Éric Fassin
Mediapart
29/06/2018

«Hello, dictator!» Con queste parole bonarie, il 22 maggio 2015, il presidente della Commissione europea accoglieva il Primo ministro ungherese al summit di Riga. Qualche mese prima, il senatore John McCain qualificando Viktor Orbàn di «dittatore neofascista» aveva provocato un incidente diplomatico. Ma Jean-Claude Juncker aveva ripreso quelle parole con fare birichino e lo interpellava con un buffetto affettuoso sulla guancia. Il contrasto con i diktat imposti in quello stesso momento alla Grecia dall’Eurogruppo era sorprendente: l’atmosfera era tutt’altro che scherzosa. Per Wolfgang Schaüble, ministro delle finanze tedesco, gli Stati hanno degli impegni, e «nuove elezioni non cambiano di certo la situazione». In Europa, non si scherza con il neoliberismo: l’economia è una cosa troppo grave per affidarla ai popoli.
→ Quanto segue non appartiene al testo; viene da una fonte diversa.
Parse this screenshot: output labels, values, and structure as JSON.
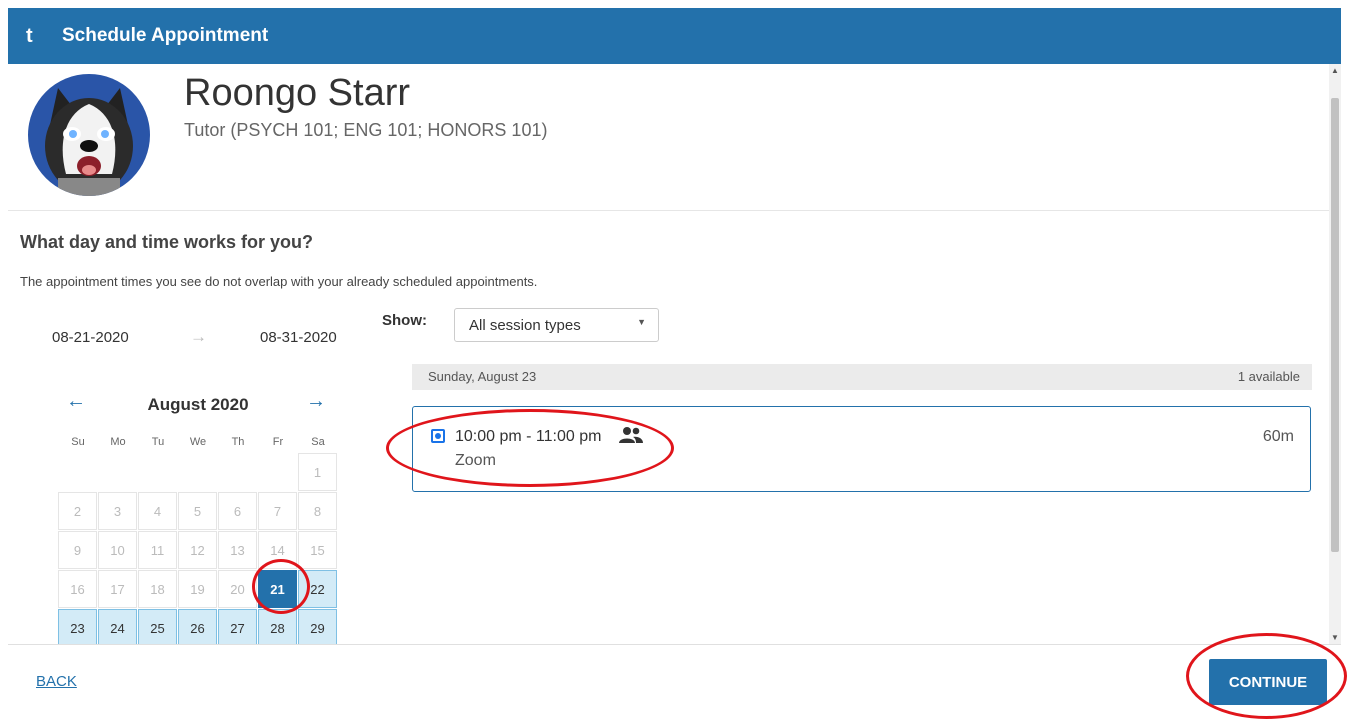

Sulla democrazia, invece, si può ridere e scherzare. La farsa a cui si è assistito in Lettonia ne ricorda un’altra. Ne Il grande dittatore di Chaplin, Mussolini saluta Hitler con una spinta: «mio fratello dittatore!»».
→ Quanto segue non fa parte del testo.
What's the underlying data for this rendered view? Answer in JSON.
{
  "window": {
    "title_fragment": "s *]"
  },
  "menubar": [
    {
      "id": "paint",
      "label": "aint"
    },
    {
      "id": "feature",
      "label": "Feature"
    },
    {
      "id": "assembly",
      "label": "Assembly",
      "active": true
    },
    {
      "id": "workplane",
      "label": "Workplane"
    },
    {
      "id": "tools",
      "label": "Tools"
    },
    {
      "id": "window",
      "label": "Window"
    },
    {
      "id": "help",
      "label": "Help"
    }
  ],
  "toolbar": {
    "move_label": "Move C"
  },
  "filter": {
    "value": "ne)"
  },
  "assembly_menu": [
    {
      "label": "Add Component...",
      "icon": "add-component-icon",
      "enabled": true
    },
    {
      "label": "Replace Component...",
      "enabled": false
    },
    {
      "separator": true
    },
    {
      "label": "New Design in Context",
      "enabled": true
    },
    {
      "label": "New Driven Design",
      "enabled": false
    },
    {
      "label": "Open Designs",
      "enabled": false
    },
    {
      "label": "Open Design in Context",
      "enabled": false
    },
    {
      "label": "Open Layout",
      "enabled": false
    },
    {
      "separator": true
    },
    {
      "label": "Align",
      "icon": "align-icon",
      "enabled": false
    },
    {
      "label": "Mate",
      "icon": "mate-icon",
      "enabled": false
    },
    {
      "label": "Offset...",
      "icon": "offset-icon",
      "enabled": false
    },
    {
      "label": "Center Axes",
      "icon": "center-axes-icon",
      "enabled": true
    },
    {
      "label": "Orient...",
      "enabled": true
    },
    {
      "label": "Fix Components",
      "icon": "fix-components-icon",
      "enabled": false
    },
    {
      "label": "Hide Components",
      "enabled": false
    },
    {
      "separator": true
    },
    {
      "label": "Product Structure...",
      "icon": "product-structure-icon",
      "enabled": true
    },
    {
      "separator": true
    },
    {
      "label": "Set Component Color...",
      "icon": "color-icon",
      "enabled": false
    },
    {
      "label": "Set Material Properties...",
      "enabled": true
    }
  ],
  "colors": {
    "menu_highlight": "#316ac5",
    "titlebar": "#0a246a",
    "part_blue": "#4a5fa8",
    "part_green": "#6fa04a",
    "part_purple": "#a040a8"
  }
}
Come leggere insieme l’ascesa delle estreme destre e la deriva autoritaria del neoliberismo? Da un lato, c’è il suprematismo bianco, con l’elezione di Donald Trump, e, in Europa, la xenofobia di un Orbàn o di un Salvini; dall’altro, ciò che potremmo chiamare dei colpi di Stato democratici: non c’è bisogno di mandare l’esercito contro la Grecia («banche, non carri armati»), e nemmeno in Brasile (voto parlamentare e non golpe militare). Le libertà pubbliche diminuiscono in entrambi i casi. Di fatto, i due fenomeni non hanno nulla di incompatibile. L’Europa ha lasciato che l’estrema destra si accomodasse al potere: nel 2000, l’Austria di Jorg Haider veniva sanzionata; nel 2018, quest’ultima ne assumeva la presidenza con Sebastian Kurz.